The Nephelion device is a USB gadget, but QEMU does not permit to connect the gadget inside the guest and make it visible in the host as if is was a real device. There was some experimental patches doing this a long time ago around the Openmoko project, but it seems that these patches were never integrated into QEMU.

We are using usbip, which makes our device emulator again different from the real thing as the code inside the device now has to detect that it is running on an emulator so it can start the usbip daemon and bind the dummy hcd to it. And that’s without even talking about the fact that usbip does not yet support USB 3.0.

So for now we have an emulator that is probably good enough for development and testing but there is too many differences with the real device to consider it a complete replacement that can detect the same range of problems.

A better analogy in Oracle vs Google: API is jargon

As a software developer I know that in Oracle vs Google, Google and Judge Alsup are right and Oracle and the White House are wrong. But perhaps we need a better analogy to explain to non-developers that APIs are not copyrightable.

A word of caution: I am definitively not a lawyer, and you will not find even the beginning of a legal argument there. This is just an attempt of explaining by analogy what I think APIs are, not only as someone who make a living from using them, implementing them and when forced to do so, inventing new one, but also as someone who will greatly suffer if the minefield that is software development is made even more dangerous if API are deemed copyrightable.

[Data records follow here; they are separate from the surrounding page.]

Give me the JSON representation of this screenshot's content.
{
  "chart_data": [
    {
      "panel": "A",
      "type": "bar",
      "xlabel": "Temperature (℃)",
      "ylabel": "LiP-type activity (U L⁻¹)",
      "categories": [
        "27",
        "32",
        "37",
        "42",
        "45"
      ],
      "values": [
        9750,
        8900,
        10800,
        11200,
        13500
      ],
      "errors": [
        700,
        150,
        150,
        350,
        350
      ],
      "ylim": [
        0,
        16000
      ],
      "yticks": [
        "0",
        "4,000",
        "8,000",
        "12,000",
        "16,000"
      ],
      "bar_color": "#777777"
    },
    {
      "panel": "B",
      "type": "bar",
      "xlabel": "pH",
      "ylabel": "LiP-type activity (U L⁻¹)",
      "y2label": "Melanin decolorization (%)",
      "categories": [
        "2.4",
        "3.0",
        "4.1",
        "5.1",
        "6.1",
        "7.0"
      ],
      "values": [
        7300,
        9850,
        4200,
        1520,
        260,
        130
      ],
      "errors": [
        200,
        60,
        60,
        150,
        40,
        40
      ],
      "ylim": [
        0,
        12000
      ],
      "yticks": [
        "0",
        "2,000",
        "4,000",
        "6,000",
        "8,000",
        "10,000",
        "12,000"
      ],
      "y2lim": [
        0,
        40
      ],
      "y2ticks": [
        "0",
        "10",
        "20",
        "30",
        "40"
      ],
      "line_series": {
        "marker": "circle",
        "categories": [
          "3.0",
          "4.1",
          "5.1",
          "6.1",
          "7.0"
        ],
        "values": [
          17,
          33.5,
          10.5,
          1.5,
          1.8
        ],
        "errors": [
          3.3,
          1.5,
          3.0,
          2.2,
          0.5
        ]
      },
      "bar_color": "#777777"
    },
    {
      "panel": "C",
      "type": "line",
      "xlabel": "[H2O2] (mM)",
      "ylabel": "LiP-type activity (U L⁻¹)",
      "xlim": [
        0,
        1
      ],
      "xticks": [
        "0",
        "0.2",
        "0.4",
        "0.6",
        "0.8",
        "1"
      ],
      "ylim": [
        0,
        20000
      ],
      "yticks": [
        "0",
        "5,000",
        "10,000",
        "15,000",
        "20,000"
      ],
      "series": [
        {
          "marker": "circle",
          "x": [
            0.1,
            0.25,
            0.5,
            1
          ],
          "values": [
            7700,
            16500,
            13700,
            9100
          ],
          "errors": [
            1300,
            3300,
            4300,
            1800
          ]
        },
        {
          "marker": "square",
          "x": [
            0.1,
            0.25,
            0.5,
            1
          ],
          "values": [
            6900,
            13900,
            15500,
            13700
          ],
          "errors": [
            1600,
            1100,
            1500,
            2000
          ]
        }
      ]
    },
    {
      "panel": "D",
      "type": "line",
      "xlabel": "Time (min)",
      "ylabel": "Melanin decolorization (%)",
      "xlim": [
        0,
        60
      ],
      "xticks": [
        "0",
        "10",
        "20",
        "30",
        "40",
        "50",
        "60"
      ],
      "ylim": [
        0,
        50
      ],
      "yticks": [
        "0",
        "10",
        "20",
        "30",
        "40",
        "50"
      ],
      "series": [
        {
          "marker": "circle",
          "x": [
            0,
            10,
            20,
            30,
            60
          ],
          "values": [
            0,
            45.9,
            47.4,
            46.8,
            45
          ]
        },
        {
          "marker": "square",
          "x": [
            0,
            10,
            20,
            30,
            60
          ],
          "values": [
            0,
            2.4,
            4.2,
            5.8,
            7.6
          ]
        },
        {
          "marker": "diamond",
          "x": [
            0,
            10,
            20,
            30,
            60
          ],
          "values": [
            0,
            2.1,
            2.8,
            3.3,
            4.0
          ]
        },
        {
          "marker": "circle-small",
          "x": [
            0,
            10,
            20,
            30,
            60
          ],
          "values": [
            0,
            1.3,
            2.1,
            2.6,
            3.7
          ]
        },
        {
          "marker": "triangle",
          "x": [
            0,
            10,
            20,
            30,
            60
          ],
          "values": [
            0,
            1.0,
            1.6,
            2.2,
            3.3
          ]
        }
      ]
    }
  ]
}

When I read some of the arguments from Oracle and in particular the book chapter titles analogy, I felt it contrived and only superficially explaining what APIs are – the analogy breaks down quickly when you try to look at it more deeply. So I came up with something a little bit better, which is that an API is a jargon.

Jargon, as defined by The Concise Oxford Dictionary is “words or expressions used by a particular profession or group that are difficult for others to understand.” Note that it is not a set of new words that are specific to a group or profession, but words that are used with a different meaning for the purpose of improving communication of ideas inside that group or profession.

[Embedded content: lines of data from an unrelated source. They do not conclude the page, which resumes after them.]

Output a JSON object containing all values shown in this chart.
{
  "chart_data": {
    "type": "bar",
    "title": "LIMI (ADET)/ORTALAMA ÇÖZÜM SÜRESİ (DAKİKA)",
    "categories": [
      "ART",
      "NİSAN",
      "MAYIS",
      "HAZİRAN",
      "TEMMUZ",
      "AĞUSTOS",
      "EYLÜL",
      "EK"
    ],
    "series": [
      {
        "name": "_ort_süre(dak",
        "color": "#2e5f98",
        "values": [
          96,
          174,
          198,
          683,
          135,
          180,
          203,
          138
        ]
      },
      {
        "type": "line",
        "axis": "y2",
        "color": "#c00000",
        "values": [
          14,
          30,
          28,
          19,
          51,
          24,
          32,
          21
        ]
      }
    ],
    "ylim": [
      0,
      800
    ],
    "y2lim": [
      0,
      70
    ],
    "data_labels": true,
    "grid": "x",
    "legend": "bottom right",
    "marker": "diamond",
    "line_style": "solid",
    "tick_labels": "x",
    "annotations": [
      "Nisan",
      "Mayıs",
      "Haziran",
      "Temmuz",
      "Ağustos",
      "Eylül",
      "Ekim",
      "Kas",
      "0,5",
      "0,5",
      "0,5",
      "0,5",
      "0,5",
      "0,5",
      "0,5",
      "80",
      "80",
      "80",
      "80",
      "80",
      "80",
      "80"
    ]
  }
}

As an example taken from the Computing group or profession, the word “protocol” as a very specific meaning. In the same dictionary it has this separate definition: “Computing; a set of rules governing the exchange or transmission of data between devices.” Note also that even inside a group or profession, sub-groups can develop their own jargon, making it difficult to communicate to each other, but greatly improving it inside these sub-groups: The IETF and the ITU can be a good example of that.

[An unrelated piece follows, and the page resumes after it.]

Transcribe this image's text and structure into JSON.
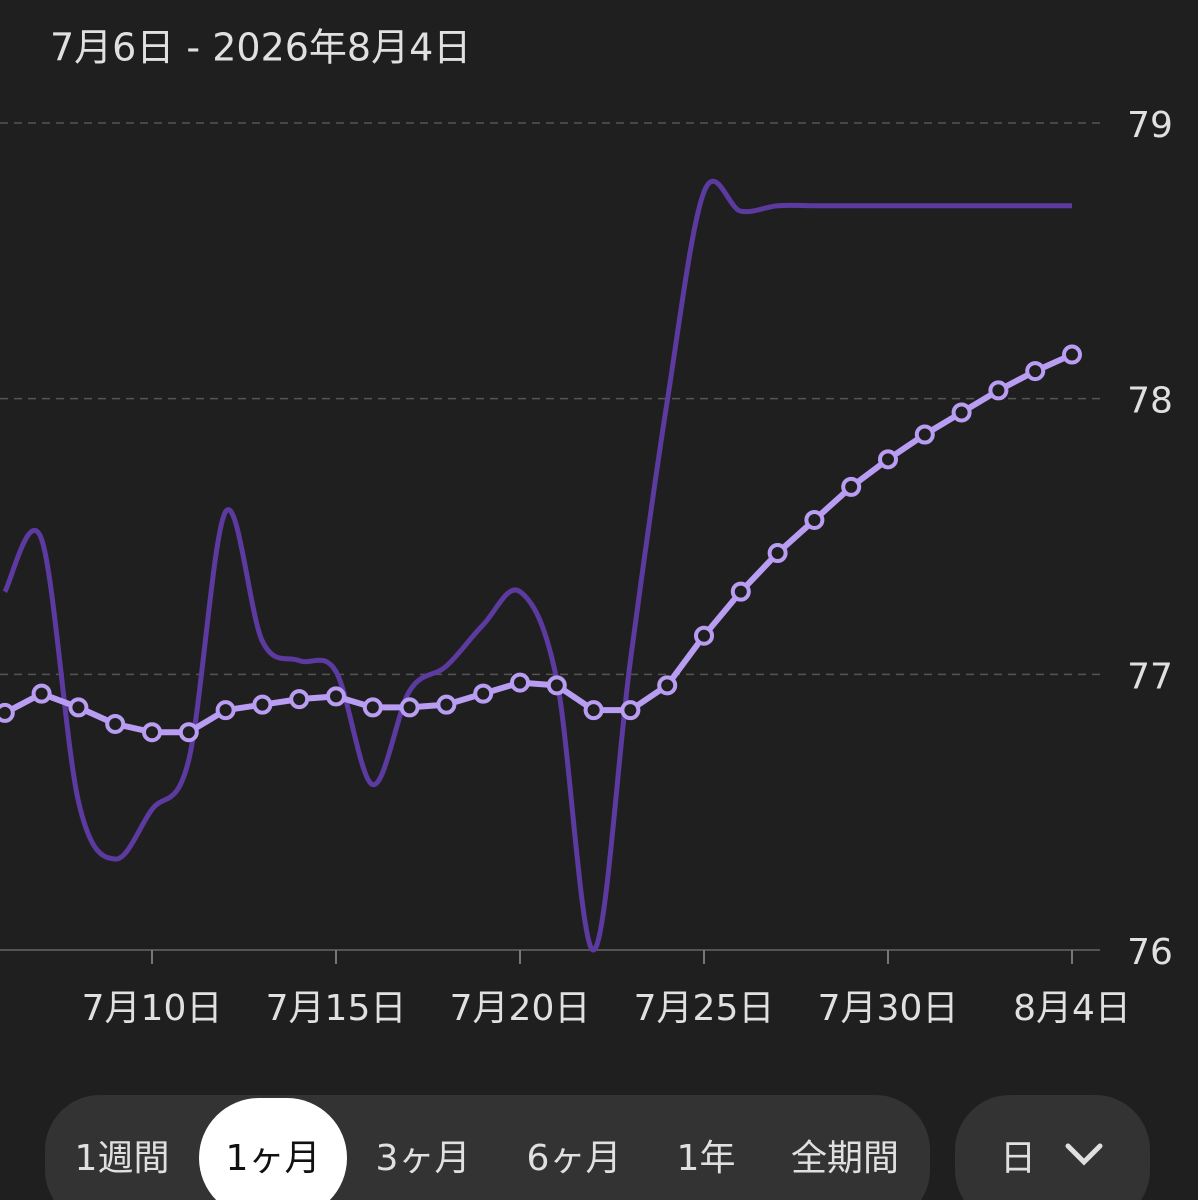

An API is very close to that: Ordinary words or arrangements of words (expressions) that have a different meaning. If we take the package as an example, each of the word used (can be verbs or nouns, etc…) have a very different sense than is used generally: Socket.isConnected() does not mean to test that an electrical socket has a plug into it, it means something different in this jargon (namely that an identifier is associated with some state resulting of a successful protocol exchange).

And if we want to push the analogy a bit further, one can imagine a dictionary that explain each of the words and expressions used by a jargon (The New Hacker’s Dictionary is a good example of that). The definition of each word or expression would be copyrightable, and is equivalent to the implementation of an API. Someone can write a different dictionary for the same jargon, but could not copy word for word the definitions for the first one – that would be the equivalent of Google, taking the jargon known as the standard Java library (developed by Sun and many others through the JCP), and writing a new implementation.

As I said there is not a legal argument there, but the question that can now be asked is this: Although it is perfectly clear that in a jargon dictionary the text of the definitions is copyrighted, is the list of words and expressions defined by this dictionary also copyrighted? I believe that the same answer is applicable to APIs.